A photo shoot on an L platform is an odd thing indeed. As the subject of the lens you’re a static target on a plane of constant motion. Occasionally my position right at the edge of the platform (which I could not budge from for matters of lighting) would align perfectly with where the train doors would open. Commuters would spill from the train right into me as I stood staring far in the distance at the photographer. I was jostled and shoved, a clear obstruction to exit from the train car — but I was smiling broadly, yessir! I looked like an escapee from a sanitarium I am quite sure. Oh, the muttered obscenity. Move you stupid fuck. Is that guy famous or something? Hmph, no!
At one point a CTA official told us that they were receiving reports that the flash canopy was blinding the drivers as they pulled into the station.

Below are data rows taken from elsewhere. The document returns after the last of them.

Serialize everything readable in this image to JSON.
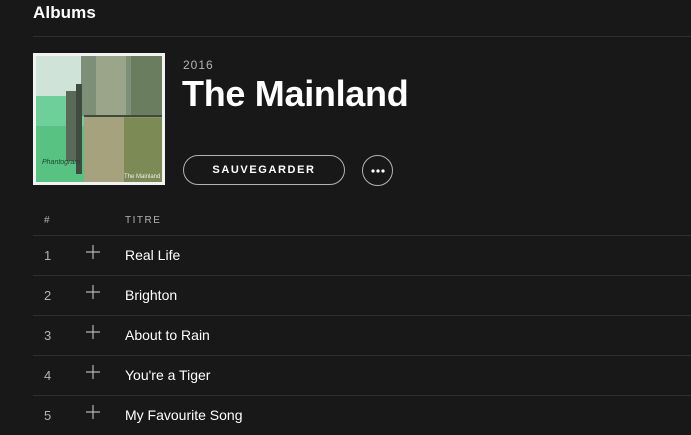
{
  "section": {
    "title": "Albums"
  },
  "album": {
    "year": "2016",
    "title": "The Mainland",
    "cover_band_text": "Phantogram",
    "cover_album_text": "The Mainland"
  },
  "actions": {
    "save_label": "SAUVEGARDER",
    "more_icon": "more-icon"
  },
  "tracklist": {
    "header_num": "#",
    "header_title": "TITRE",
    "tracks": [
      {
        "num": "1",
        "title": "Real Life"
      },
      {
        "num": "2",
        "title": "Brighton"
      },
      {
        "num": "3",
        "title": "About to Rain"
      },
      {
        "num": "4",
        "title": "You're a Tiger"
      },
      {
        "num": "5",
        "title": "My Favourite Song"
      }
    ]
  }
}
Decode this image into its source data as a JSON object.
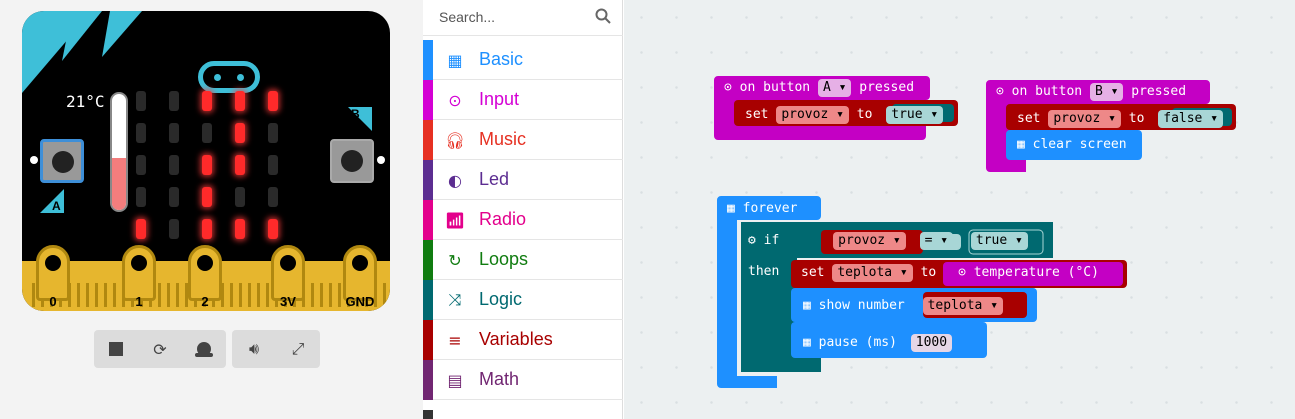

It is true that the photographer hit the Gatling gun just as trains arrived (it was a good shot), but c’mon, it isn’t like the train would run off the tracks. It was basically stopped at the station.

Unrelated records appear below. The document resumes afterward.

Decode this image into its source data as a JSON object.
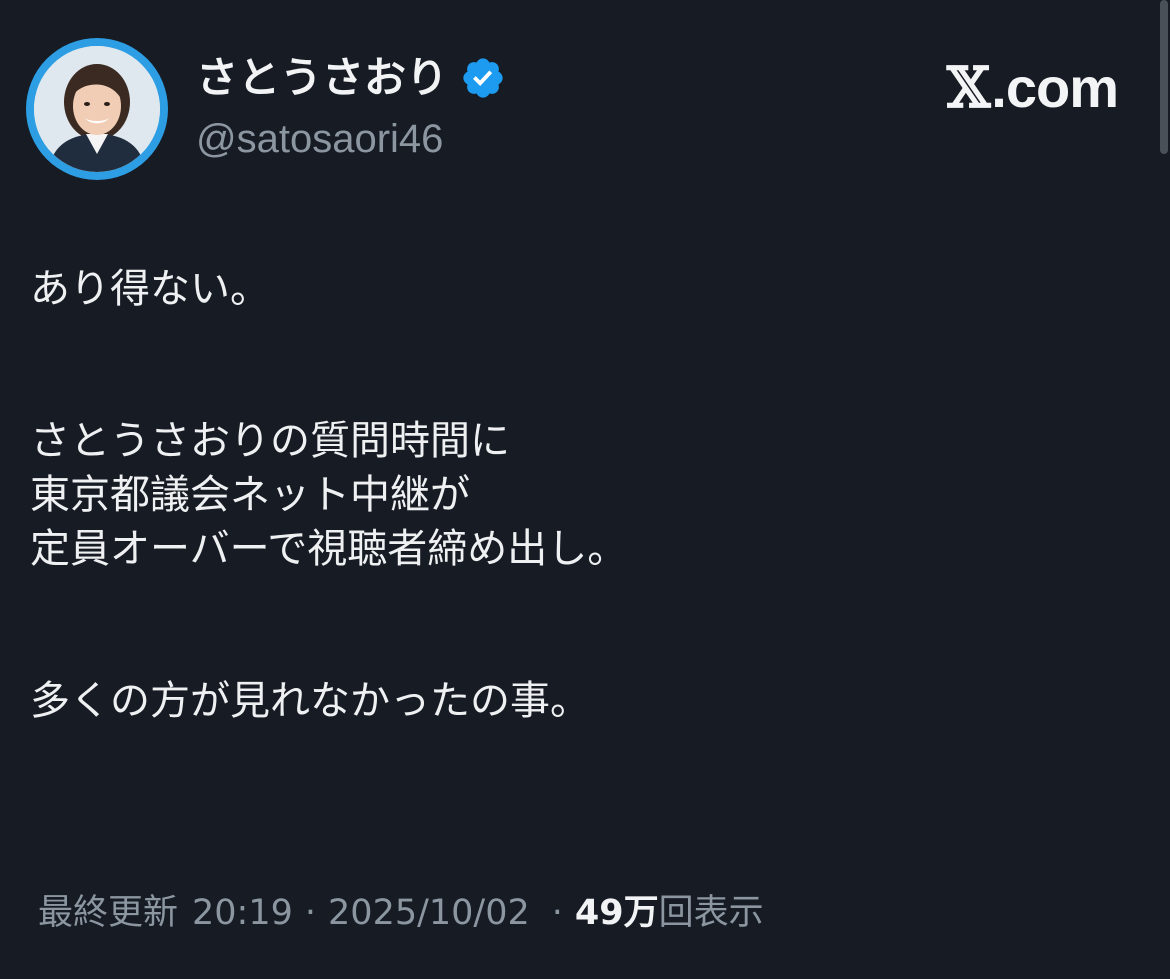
{
  "author": {
    "display_name": "さとうさおり",
    "handle": "@satosaori46",
    "verified": true
  },
  "brand": {
    "x_symbol": "𝕏",
    "domain": ".com"
  },
  "tweet": {
    "paragraphs": [
      [
        "あり得ない。"
      ],
      [
        "さとうさおりの質問時間に",
        "東京都議会ネット中継が",
        "定員オーバーで視聴者締め出し。"
      ],
      [
        "多くの方が見れなかったの事。"
      ]
    ]
  },
  "meta": {
    "last_updated_label": "最終更新",
    "time": "20:19",
    "separator": "·",
    "date": "2025/10/02",
    "views_count": "49万",
    "views_label": "回表示"
  },
  "colors": {
    "background": "#161b24",
    "verified_blue": "#1d9bf0",
    "avatar_ring": "#2d9ee4",
    "muted_text": "#8b96a1"
  },
  "icons": {
    "verified": "verified-badge-icon",
    "avatar": "profile-photo"
  }
}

Even funnier were the shots actually on the trains. There are many unwritten rules of decorum on the L, most of which are violated frequently to the delight of train-bloggers. Eye contact, loud talking, overt acts of sexual penetration … these are a few of the rules to which I will add having your photo taken by a crew. Commuters did not know what to do. At one point the photographer was getting so many crazy looks that he just stopped it all and declaimed to the car “We’re from ….* . He’s not famous. Nothing to see here.” Or something like that.
It was a grueling day, actually. And I know I sound like a spoiled actor or something saying that. The crew said none of the photos they took for this feature (a-ha, a hint!) was as difficult as balancing the lighting, incoming trains, and crowds that were integral to this shoot. But it could have been worse. It could have been the next day when the L system had a serious breakdown: power outage, suicide, and track gap — all in the same day. Ouch!
[*] Thought I’d trip up, eh? Gotcha!